Indicazioni Operative

Esperimento di Reportage Giornalistico a Scuola

Liceo Città di Piero

Il reportage deve rispettare i seguenti punti:

1) Deve essere realizzato in gruppo (4 persone), in formato word (o equivalenti) oppure pubblicato su questo sito previa registrazione (www.tackk.com)

2) Deve recare un titolo con sopratitolo e sottotitolo relativo all'argomento scelto (vedi dopo). L'argomento non deve essere mai troppo generico, occorre un taglio specifico e personale.

3) Deve recare un testo di almeno 1200 e massimo 1500 battute (spazi compresi)

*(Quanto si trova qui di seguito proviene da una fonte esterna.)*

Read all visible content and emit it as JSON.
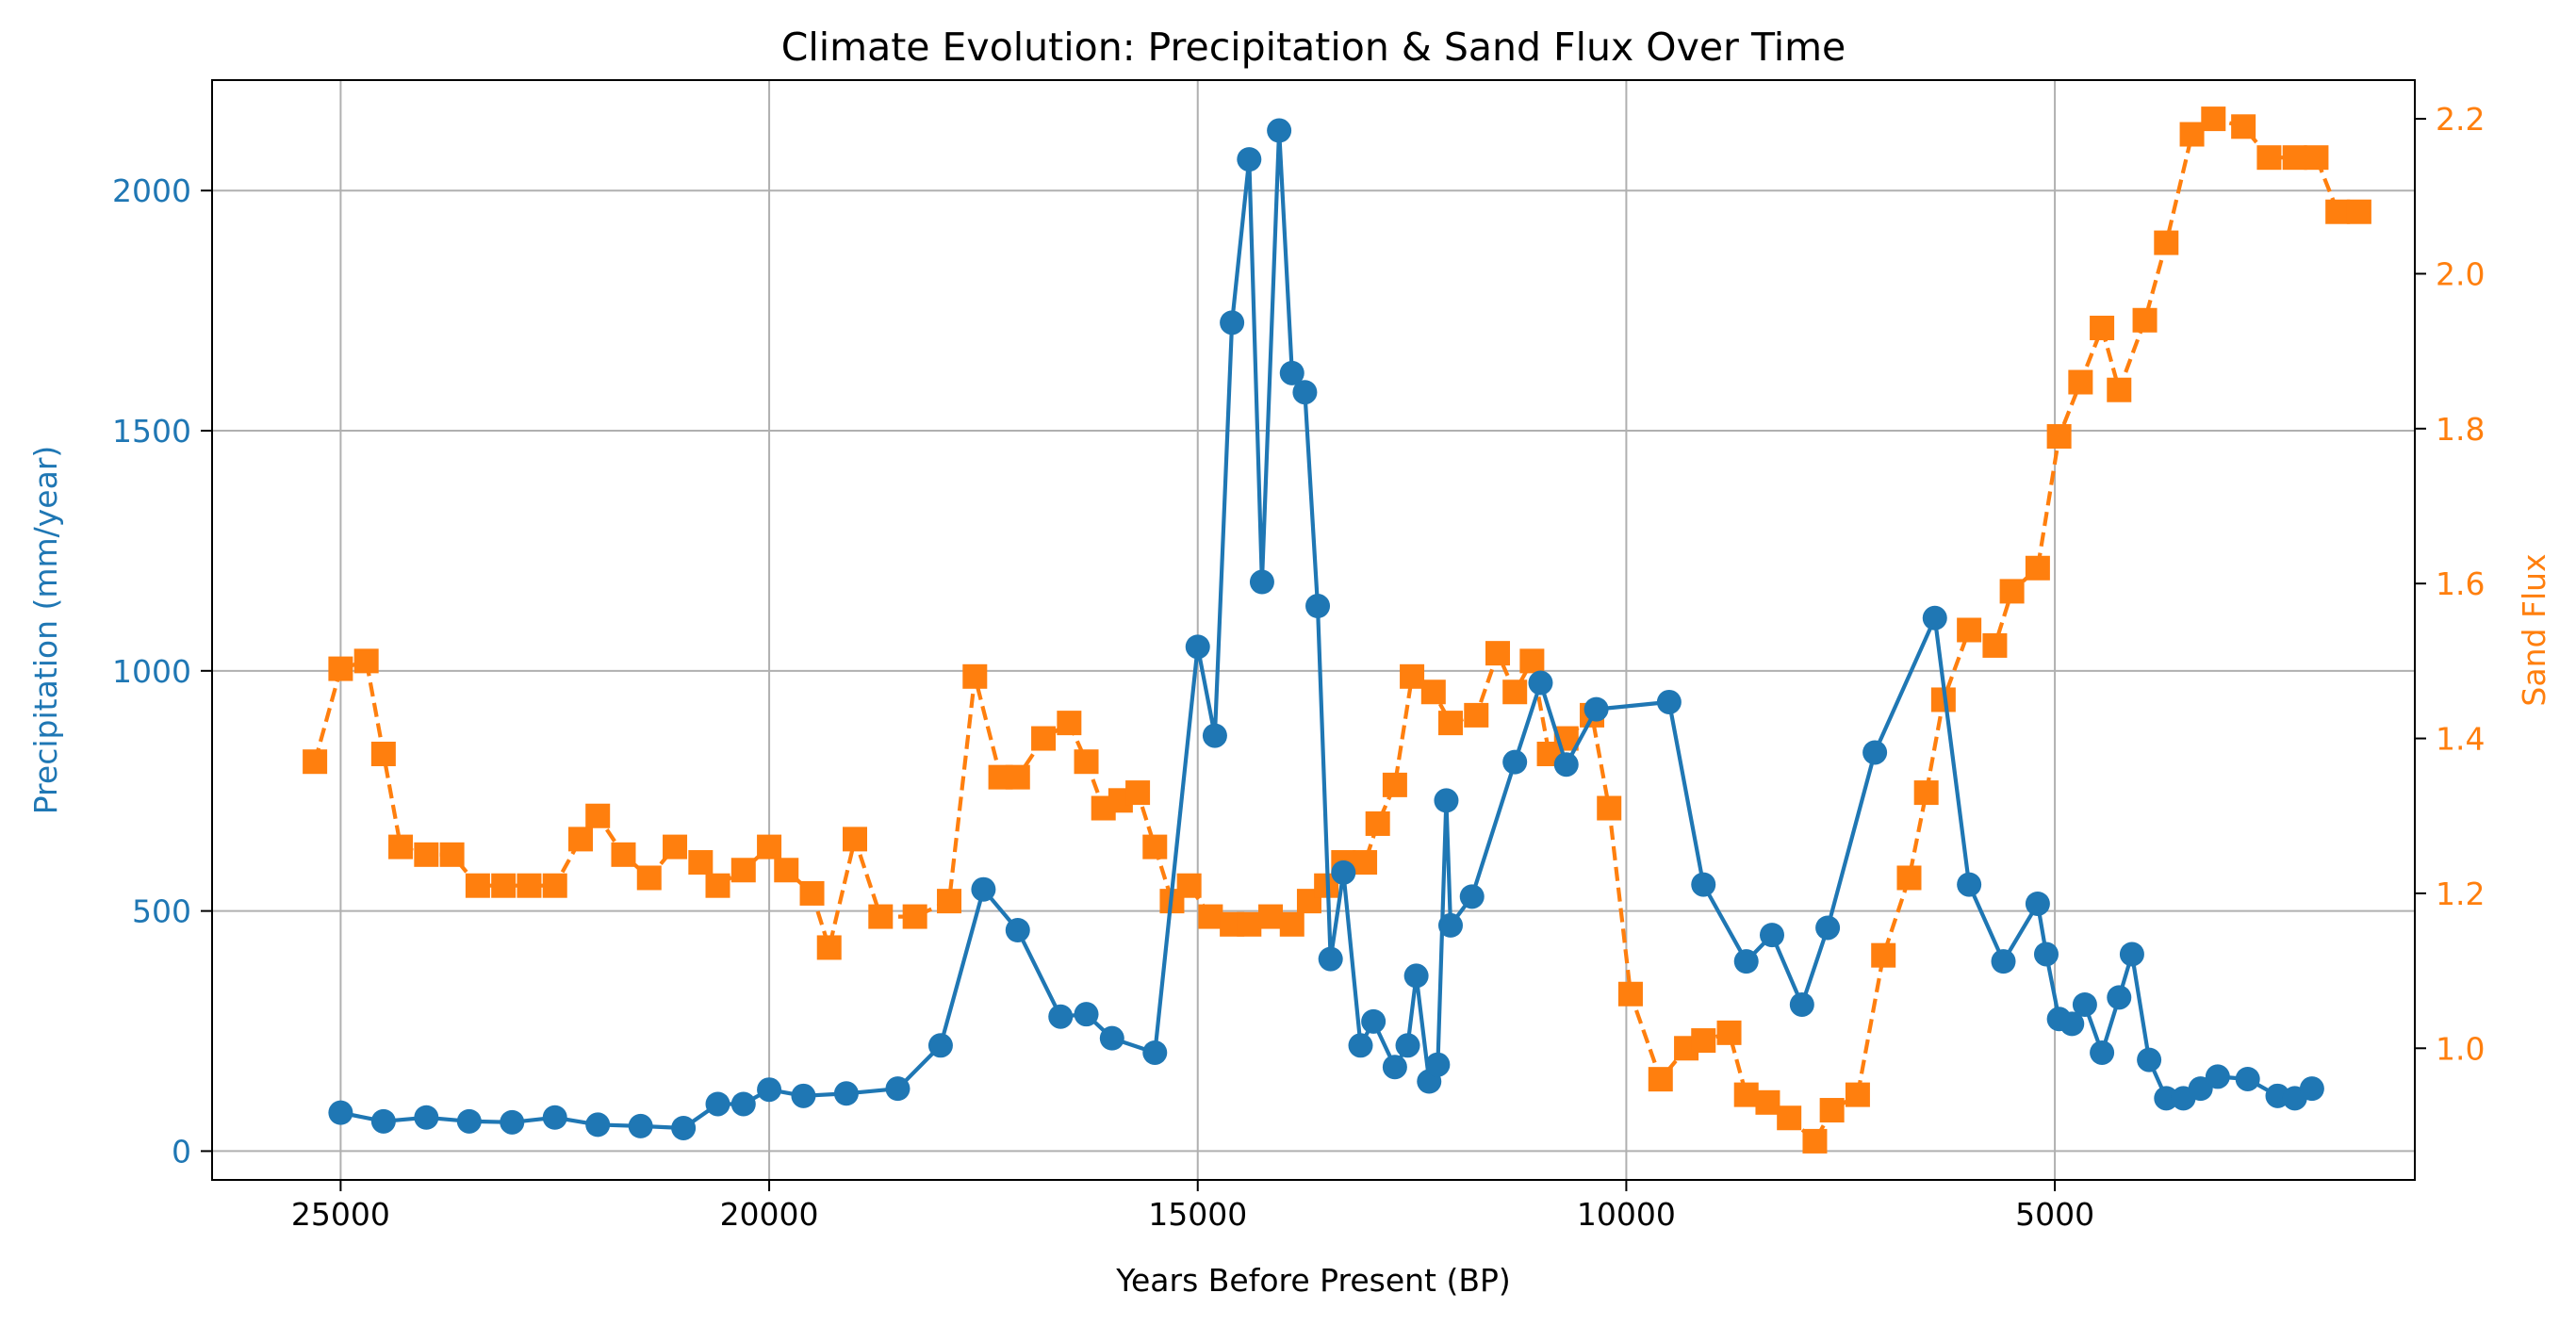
{
  "chart_data": {
    "type": "line",
    "title": "Climate Evolution: Precipitation & Sand Flux Over Time",
    "xlabel": "Years Before Present (BP)",
    "ylabel_left": "Precipitation (mm/year)",
    "ylabel_right": "Sand Flux",
    "x_reversed": true,
    "xlim": [
      26500,
      800
    ],
    "ylim_left": [
      -60,
      2230
    ],
    "ylim_right": [
      0.83,
      2.25
    ],
    "x_ticks": [
      25000,
      20000,
      15000,
      10000,
      5000
    ],
    "y_ticks_left": [
      0,
      500,
      1000,
      1500,
      2000
    ],
    "y_ticks_right": [
      1.0,
      1.2,
      1.4,
      1.6,
      1.8,
      2.0,
      2.2
    ],
    "y_tick_labels_right": [
      "1.0",
      "1.2",
      "1.4",
      "1.6",
      "1.8",
      "2.0",
      "2.2"
    ],
    "grid": true,
    "colors": {
      "precipitation": "#1f77b4",
      "sand_flux": "#ff7f0e"
    },
    "series": [
      {
        "axis": "left",
        "marker": "circle",
        "line_style": "solid",
        "x": [
          25000,
          24500,
          24000,
          23500,
          23000,
          22500,
          22000,
          21500,
          21000,
          20600,
          20300,
          20000,
          19600,
          19100,
          18500,
          18000,
          17500,
          17100,
          16600,
          16300,
          16000,
          15500,
          15000,
          14800,
          14600,
          14400,
          14250,
          14050,
          13900,
          13750,
          13600,
          13450,
          13300,
          13100,
          12950,
          12700,
          12550,
          12450,
          12300,
          12200,
          12100,
          12050,
          11800,
          11300,
          11000,
          10700,
          10350,
          9500,
          9100,
          8600,
          8300,
          7950,
          7650,
          7100,
          6400,
          6000,
          5600,
          5200,
          5100,
          4950,
          4800,
          4650,
          4450,
          4250,
          4100,
          3900,
          3700,
          3500,
          3300,
          3100,
          2750,
          2400,
          2200,
          2000
        ],
        "values": [
          80,
          62,
          70,
          62,
          60,
          70,
          55,
          52,
          48,
          98,
          98,
          128,
          115,
          120,
          130,
          220,
          545,
          460,
          280,
          285,
          235,
          205,
          1050,
          865,
          1725,
          2065,
          1185,
          2125,
          1620,
          1580,
          1135,
          400,
          580,
          220,
          270,
          175,
          220,
          365,
          145,
          180,
          730,
          470,
          530,
          810,
          975,
          805,
          920,
          935,
          555,
          395,
          450,
          305,
          465,
          830,
          1110,
          555,
          395,
          515,
          410,
          275,
          265,
          305,
          205,
          320,
          410,
          190,
          110,
          110,
          130,
          155,
          150,
          115,
          110,
          130
        ]
      },
      {
        "axis": "right",
        "marker": "square",
        "line_style": "dashed",
        "x": [
          25300,
          25000,
          24700,
          24500,
          24300,
          24000,
          23700,
          23400,
          23100,
          22800,
          22500,
          22200,
          22000,
          21700,
          21400,
          21100,
          20800,
          20600,
          20300,
          20000,
          19800,
          19500,
          19300,
          19000,
          18700,
          18300,
          17900,
          17600,
          17300,
          17100,
          16800,
          16500,
          16300,
          16100,
          15900,
          15700,
          15500,
          15300,
          15100,
          14850,
          14600,
          14400,
          14150,
          13900,
          13700,
          13500,
          13300,
          13050,
          12900,
          12700,
          12500,
          12250,
          12050,
          11750,
          11500,
          11300,
          11100,
          10900,
          10700,
          10400,
          10200,
          9950,
          9600,
          9300,
          9100,
          8800,
          8600,
          8350,
          8100,
          7800,
          7600,
          7300,
          7000,
          6700,
          6500,
          6300,
          6000,
          5700,
          5500,
          5200,
          4950,
          4700,
          4450,
          4250,
          3950,
          3700,
          3400,
          3150,
          2800,
          2500,
          2200,
          1950,
          1700,
          1450
        ],
        "values": [
          1.37,
          1.49,
          1.5,
          1.38,
          1.26,
          1.25,
          1.25,
          1.21,
          1.21,
          1.21,
          1.21,
          1.27,
          1.3,
          1.25,
          1.22,
          1.26,
          1.24,
          1.21,
          1.23,
          1.26,
          1.23,
          1.2,
          1.13,
          1.27,
          1.17,
          1.17,
          1.19,
          1.48,
          1.35,
          1.35,
          1.4,
          1.42,
          1.37,
          1.31,
          1.32,
          1.33,
          1.26,
          1.19,
          1.21,
          1.17,
          1.16,
          1.16,
          1.17,
          1.16,
          1.19,
          1.21,
          1.24,
          1.24,
          1.29,
          1.34,
          1.48,
          1.46,
          1.42,
          1.43,
          1.51,
          1.46,
          1.5,
          1.38,
          1.4,
          1.43,
          1.31,
          1.07,
          0.96,
          1.0,
          1.01,
          1.02,
          0.94,
          0.93,
          0.91,
          0.88,
          0.92,
          0.94,
          1.12,
          1.22,
          1.33,
          1.45,
          1.54,
          1.52,
          1.59,
          1.62,
          1.79,
          1.86,
          1.93,
          1.85,
          1.94,
          2.04,
          2.18,
          2.2,
          2.19,
          2.15,
          2.15,
          2.15,
          2.08,
          2.08
        ]
      }
    ]
  }
}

4) Deve recare una immagine significativa di copertina (prima del testo, vedi dopo)

5) Deve recare una documentazione fotografica di almeno 5 scatti (esclusa immagine di copertina) non rielaborati/modificati. Tali scatti devono essere inframezzati al testo e rappresentarne una chiarificazione iconografica. Possibilmente uno scatto deve prevedere la presenza dell'autore/autori tra i soggetti (vedi dopo)

6) Deve recare la documentazione dettagliata del lavoro vale a dire occorre specificare i giorni e le ore di lavoro impiegate, i ruoli di ciascuno per la realizzazione finale, la documentazione tecnologica usata (macchina fotografica, videocamera, etc.)

Opzionalmente (per quando saremo esperti!)

6) Può recare un breve video dell'evento (massimo 2 minuti)

7) Può recare una breve intervista (massimo 4 minuti)

8) Può recare un montaggio finale

Di seguito un esempio di vero reportage

Sopratitolo

Dal vincitore del premio Baldoni un reportage dal Cameroun



Titolo

Viaggio a Fontem



Sottotitolo

La nascita di "AfricaTimesNews" nel cuore della giungla

Foto di Apertura

Esempio di Testo

Notare nel seguente testo l'assenza di lead e della esplicazione iniziale delle 5w. Nel reportage, di media piuttosto lungo (5000-7000 battute), l'interesse del lettore va conquistato pian piano.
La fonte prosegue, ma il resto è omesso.